Spencer eats in a kind of voluptuous joy. He had not realised how hungry he was. His father eats more or less effectively. Spencer suspects that his father has no sense of smell and little sense of taste. Spencer’s father is accustomed to two meals; Spencer likes to eat at least three or four times a day. It never occurs to his father and it never has that anyone else might be feeling something different to him. You have no empathy, Spencer had once told his father. You remind me of your mother, Spencer’s father had said in reply, which was not a statement of approval.

When he was a child and stayed with his father and stepmother, Spencer’s appetite was always being confounded. He spent the days either hungry or overstuffed from the monstrous dinners that Spencer’s stepmother provided. It never occurred to either adult that the child might be hungry, and Spencer had found it always difficult to express his desires in his father’s and stepmother’s world.

‘How is it?’

His father makes a doleful face. It is the expression he uses when he is asked how he slept, when an elevator man asks him how he is feeling, when he deigns to look at his wife when she is talking.

‘You want to try some?’

‘No. No thank you. Here. Try some of mine.’

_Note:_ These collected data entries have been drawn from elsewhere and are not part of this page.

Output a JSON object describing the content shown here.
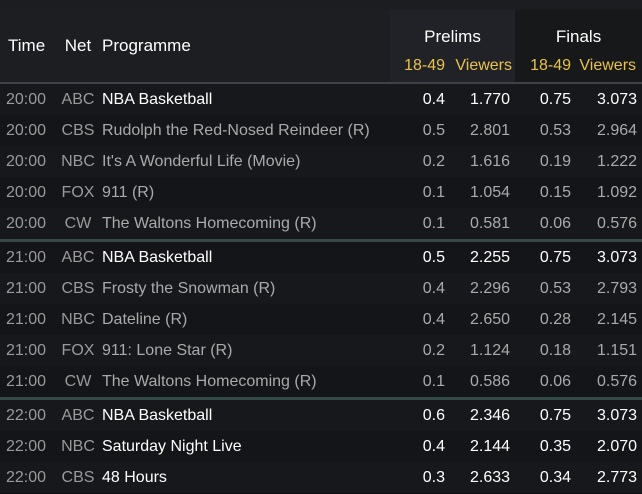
{
  "header": {
    "col_time": "Time",
    "col_net": "Net",
    "col_programme": "Programme",
    "group_prelims": "Prelims",
    "group_finals": "Finals",
    "sub_demo_prelims": "18-49",
    "sub_viewers_prelims": "Viewers",
    "sub_demo_finals": "18-49",
    "sub_viewers_finals": "Viewers"
  },
  "rows": [
    {
      "time": "20:00",
      "net": "ABC",
      "programme": "NBA Basketball",
      "pre_demo": "0.4",
      "pre_viewers": "1.770",
      "fin_demo": "0.75",
      "fin_viewers": "3.073"
    },
    {
      "time": "20:00",
      "net": "CBS",
      "programme": "Rudolph the Red-Nosed Reindeer (R)",
      "pre_demo": "0.5",
      "pre_viewers": "2.801",
      "fin_demo": "0.53",
      "fin_viewers": "2.964"
    },
    {
      "time": "20:00",
      "net": "NBC",
      "programme": "It's A Wonderful Life (Movie)",
      "pre_demo": "0.2",
      "pre_viewers": "1.616",
      "fin_demo": "0.19",
      "fin_viewers": "1.222"
    },
    {
      "time": "20:00",
      "net": "FOX",
      "programme": "911 (R)",
      "pre_demo": "0.1",
      "pre_viewers": "1.054",
      "fin_demo": "0.15",
      "fin_viewers": "1.092"
    },
    {
      "time": "20:00",
      "net": "CW",
      "programme": "The Waltons Homecoming (R)",
      "pre_demo": "0.1",
      "pre_viewers": "0.581",
      "fin_demo": "0.06",
      "fin_viewers": "0.576"
    },
    {
      "time": "21:00",
      "net": "ABC",
      "programme": "NBA Basketball",
      "pre_demo": "0.5",
      "pre_viewers": "2.255",
      "fin_demo": "0.75",
      "fin_viewers": "3.073"
    },
    {
      "time": "21:00",
      "net": "CBS",
      "programme": "Frosty the Snowman (R)",
      "pre_demo": "0.4",
      "pre_viewers": "2.296",
      "fin_demo": "0.53",
      "fin_viewers": "2.793"
    },
    {
      "time": "21:00",
      "net": "NBC",
      "programme": "Dateline (R)",
      "pre_demo": "0.4",
      "pre_viewers": "2.650",
      "fin_demo": "0.28",
      "fin_viewers": "2.145"
    },
    {
      "time": "21:00",
      "net": "FOX",
      "programme": "911: Lone Star (R)",
      "pre_demo": "0.2",
      "pre_viewers": "1.124",
      "fin_demo": "0.18",
      "fin_viewers": "1.151"
    },
    {
      "time": "21:00",
      "net": "CW",
      "programme": "The Waltons Homecoming (R)",
      "pre_demo": "0.1",
      "pre_viewers": "0.586",
      "fin_demo": "0.06",
      "fin_viewers": "0.576"
    },
    {
      "time": "22:00",
      "net": "ABC",
      "programme": "NBA Basketball",
      "pre_demo": "0.6",
      "pre_viewers": "2.346",
      "fin_demo": "0.75",
      "fin_viewers": "3.073"
    },
    {
      "time": "22:00",
      "net": "NBC",
      "programme": "Saturday Night Live",
      "pre_demo": "0.4",
      "pre_viewers": "2.144",
      "fin_demo": "0.35",
      "fin_viewers": "2.070"
    },
    {
      "time": "22:00",
      "net": "CBS",
      "programme": "48 Hours",
      "pre_demo": "0.3",
      "pre_viewers": "2.633",
      "fin_demo": "0.34",
      "fin_viewers": "2.773"
    }
  ]
}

The doleful face becomes brutal in its contempt. Spencer is grateful for the return of the waitress. Despite his protestations of hungerlessness, Spencer’s father consumes his cheeseburger, with only a few dots of mustard and ketchup on his trousers and shirt to show for it. He pushes away the plates, which Spencer is about to dispose of, but is deterred by his father opening up the backgammon set again. ‘Let’s get to work,’ his father says.